Наши биологи не занимаются местной патанатомией. Аборигены сильно отличаются от нас, настолько сильно, что, в сущности, здешнюю медицину землянам пришлось бы создавать с нуля — если бы это только пришло кому-нибудь в голову. Врачебная практика этнографам запрещена: в мире до сих пор действует естественный отбор, нарушать порядок вещей таким образом — почему-то грешнее, чем ввязываться в сложные отношения между разбойником, к примеру, и его жертвой.

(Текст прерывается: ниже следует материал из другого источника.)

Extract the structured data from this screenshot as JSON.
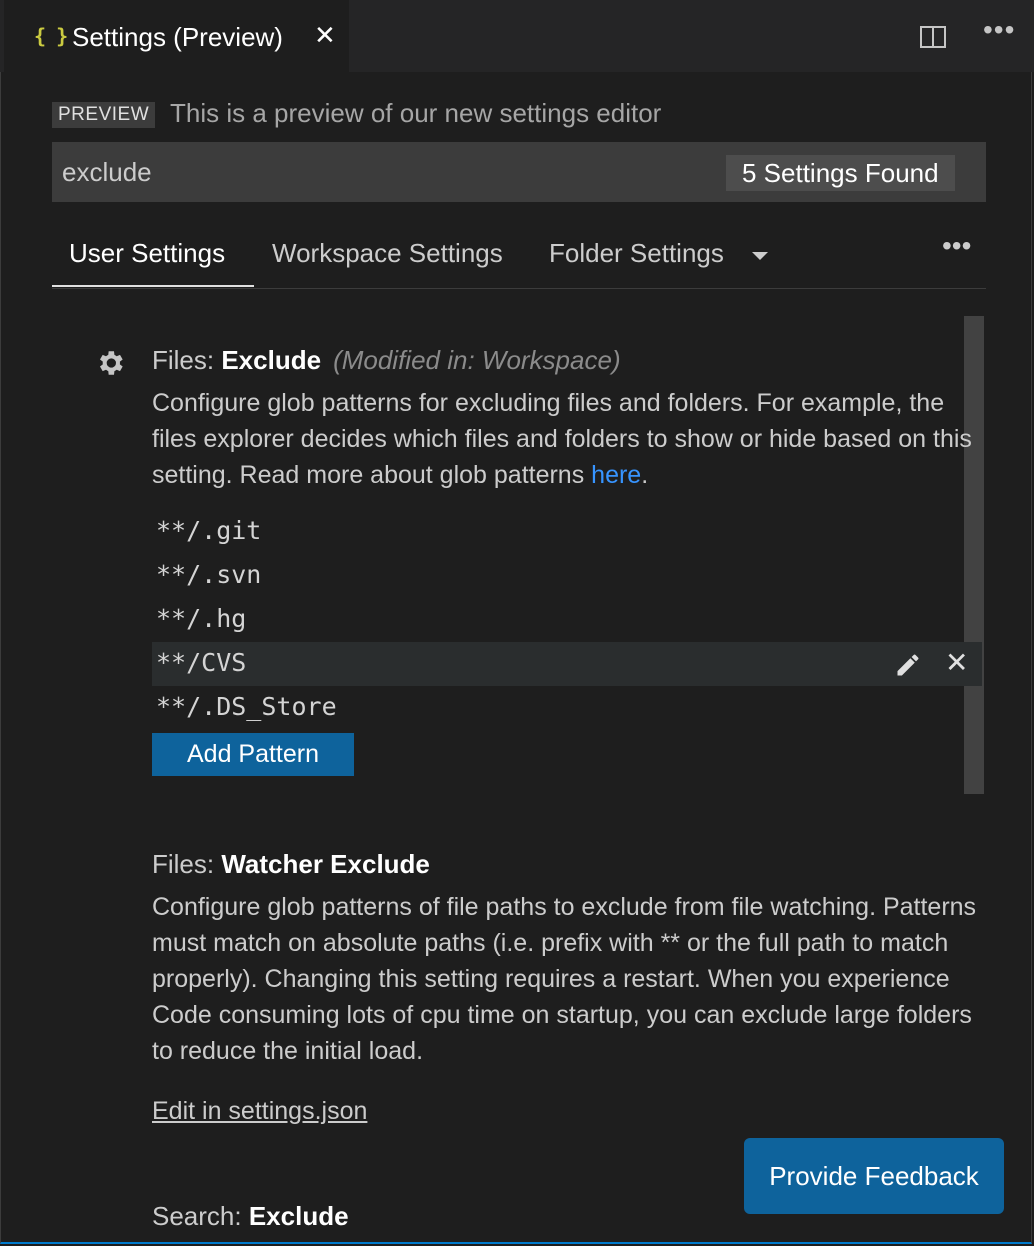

Да и то, ведь вступиться за ограбленного — естественный поступок, о котором все, кроме благодарного уцелевшего, забудут через неделю, а вот исцелить смертельно больного — это чудо. Немедленно прослышат, будут болтать; целитель — не костоправ, целитель — полубог, и вот ты благополучно херишь миссию, возясь с больными туземцами. К тому же, я вовсе не медик. Я знаю, как пользоваться аптечкой, мне предоставили информацию о симптомах самых распространенных местных болячек (странно бы смотрелся на Земле соглядатай, не знающий, что такое насморк!) — но и не более того.
Допустим, я понял: у парня осложнение зимней лихорадки. От этого умирают — аборигены, естественно. Земляне защищены биоблокадой, но и так, скорее всего, не передалась бы местная зараза — другая у нас биохимия. Что я должен делать? Погоревать вместе с родными мальчишки и записать похоронный обряд — приличных похорон в банке данных ещё нет.
Тем более, этого Ма-И я почти не знаю. Он — замкнутый и неразговорчивый, шумных сборищ не любит, внимания к себе особенно не привлекает. То читает, то рисует. Со старшими братьями только отрабатывает фехтовальную технику. Фехтовальщик — не фонтан, совсем. На старших, да и на младшего, не похож особенно: они — сплошной драйв и натиск, а он — тихоня и, кажется, мямля…
Всё равно не жилец, думаю я и несу ему горячий отвар с сиропом, а заодно прихватываю и свою торбу — на всякий случай. Но не собираюсь ничего применять. Во-первых, нельзя. Во-вторых, если парень и выкарабкается сейчас — убьют потом, на поединке. Тихоньких тут не слишком любят, ими почти брезгают.
Пока я готовил отвар, Ра зажёг фонарик в своей комнате. Настоящих дверей тут нет, дверные проемы задвигаются выдвижной панелькой, как в купе; местные жители ценят уединение, не теснятся, как часто бывает в такую эпоху. Панелька отодвинута — Ра ждет, когда я приду.
Ма-И дремлет на тахте Ра. Он очень бледен, губы синие; светлые волосы прилипли к лицу. Свернулся клубочком, дышит с таким хрипом, что от двери слышно. Грудь ходит ходуном, как у задыхающегося. Всё вместе выглядит очень впечатляюще, даже для неспециалиста.
Ра сидит рядом на коленях, гладит Ма-И по щеке, по плечам, кусает губы. Поворачивается ко мне:
— Будить ли Мать? Будить ли Отца? Госпожа Лью говорила — ты понимаешь в болезнях…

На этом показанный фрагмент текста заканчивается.